Known these days as Pink Palace Film Studios, the 150-room hotel’s principal paying guests are B.C.-lensed film and television productions taking advantage of the high-ceiling building and its airplane hangar-sized atrium, plus extensive parking on the five-acre site – and close proximity to the U.S. border.
Notably, for a five-month period late last year and earlier this year, it was the location for a horror web series based on Stephen King’s post-apocalyptic novel The Stand. Set in Las Vegas, the series, starring Whoopi Goldberg and Alexander Skarsgard, debuted Dec. 17 on CBS All Access.
“We’ve also worked with Riverdale, Batwoman and Van Helsing to name just a few,” said general manager and liaison Margarett Lange.
No longer featuring a tropical theme on the inside, she said, the hotel has been repainted in more neutral colours and the former restaurant has been removed to create even more space.
Each subsequent production has done its share of improvements geared to their requirements, she said, and some have been retained.
“If they have built something that meets our standards, then we’ve kept it, and they’ve always been good about cleaning things up for the next production coming in,” Lange said, adding that the building functions as a large sound stage that can accommodate just about any environment a production wants to build there.

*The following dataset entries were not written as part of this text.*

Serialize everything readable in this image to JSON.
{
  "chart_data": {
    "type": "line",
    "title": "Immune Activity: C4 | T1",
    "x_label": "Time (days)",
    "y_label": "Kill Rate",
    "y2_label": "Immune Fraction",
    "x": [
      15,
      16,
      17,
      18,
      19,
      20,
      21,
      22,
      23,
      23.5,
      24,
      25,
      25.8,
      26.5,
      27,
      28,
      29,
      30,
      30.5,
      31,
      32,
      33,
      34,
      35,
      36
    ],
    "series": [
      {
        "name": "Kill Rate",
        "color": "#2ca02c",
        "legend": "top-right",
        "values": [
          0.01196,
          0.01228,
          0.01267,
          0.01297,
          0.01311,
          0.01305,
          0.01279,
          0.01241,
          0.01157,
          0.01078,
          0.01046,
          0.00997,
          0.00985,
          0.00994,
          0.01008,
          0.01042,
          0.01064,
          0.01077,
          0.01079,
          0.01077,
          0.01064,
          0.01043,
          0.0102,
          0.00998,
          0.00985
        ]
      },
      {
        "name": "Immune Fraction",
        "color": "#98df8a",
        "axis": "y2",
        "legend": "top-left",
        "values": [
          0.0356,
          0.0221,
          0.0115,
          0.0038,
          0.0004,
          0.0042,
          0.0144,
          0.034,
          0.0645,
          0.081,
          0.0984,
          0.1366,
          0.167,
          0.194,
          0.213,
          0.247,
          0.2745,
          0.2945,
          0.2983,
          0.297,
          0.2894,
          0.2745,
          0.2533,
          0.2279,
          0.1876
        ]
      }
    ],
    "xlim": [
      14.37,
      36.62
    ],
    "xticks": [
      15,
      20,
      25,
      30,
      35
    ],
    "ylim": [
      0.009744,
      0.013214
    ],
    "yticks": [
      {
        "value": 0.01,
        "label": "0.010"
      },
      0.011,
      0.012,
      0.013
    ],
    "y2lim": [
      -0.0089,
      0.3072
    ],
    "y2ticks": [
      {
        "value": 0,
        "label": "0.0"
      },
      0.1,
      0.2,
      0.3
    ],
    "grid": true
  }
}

In between productions the facility takes advantage of the building’s slightly spooky ambience – and rumoured haunted status – for a series of paranormal and historic tours, particularly an Overnight Paranormal Tour and Ghost Hunt conducted according to COVID-19 health restrictions at Halloween, Lange said.
“Before Covid we were going crazy with film productions, and when that stopped, we started doing the tours – until that stopped because of the new regulations (on gatherings),” she said.
“Fortunately, film has picked up again,” she said. “We have a new production just coming in that we can’t discuss yet.”
The company works closely with Surrey’s Film Office, Lange said, and helps promote local restaurants and businesses to production teams. It also works with community groups, and offers facilities at reduced rates to student productions that might otherwise not be able to afford to get into a studio.
“It’s basically a win-win for everybody,” she said.
She agreed that the hotel’s new uses have been an exercise in creativity and adaptability, especially since plans to redevelop the site, currently on hold because of pandemic-related uncertainty, were always going to be a long-game strategy.
“We closed (the hotel) in October of 2018 and the day after it closed we turned it into a film studio, because we weren’t sure what we were doing at that point.”
Because she was used to working with the film industry through earlier employment with Starwood Hotels & Resorts, she had plenty of contacts on which to build the new business, she said.
“And because I come from a hotel background, that helps us give the film companies the extra service level that makes it more friendly for them,” she added.
“There are so many studios out there, you have to be competitive and this gives us a competitive edge.”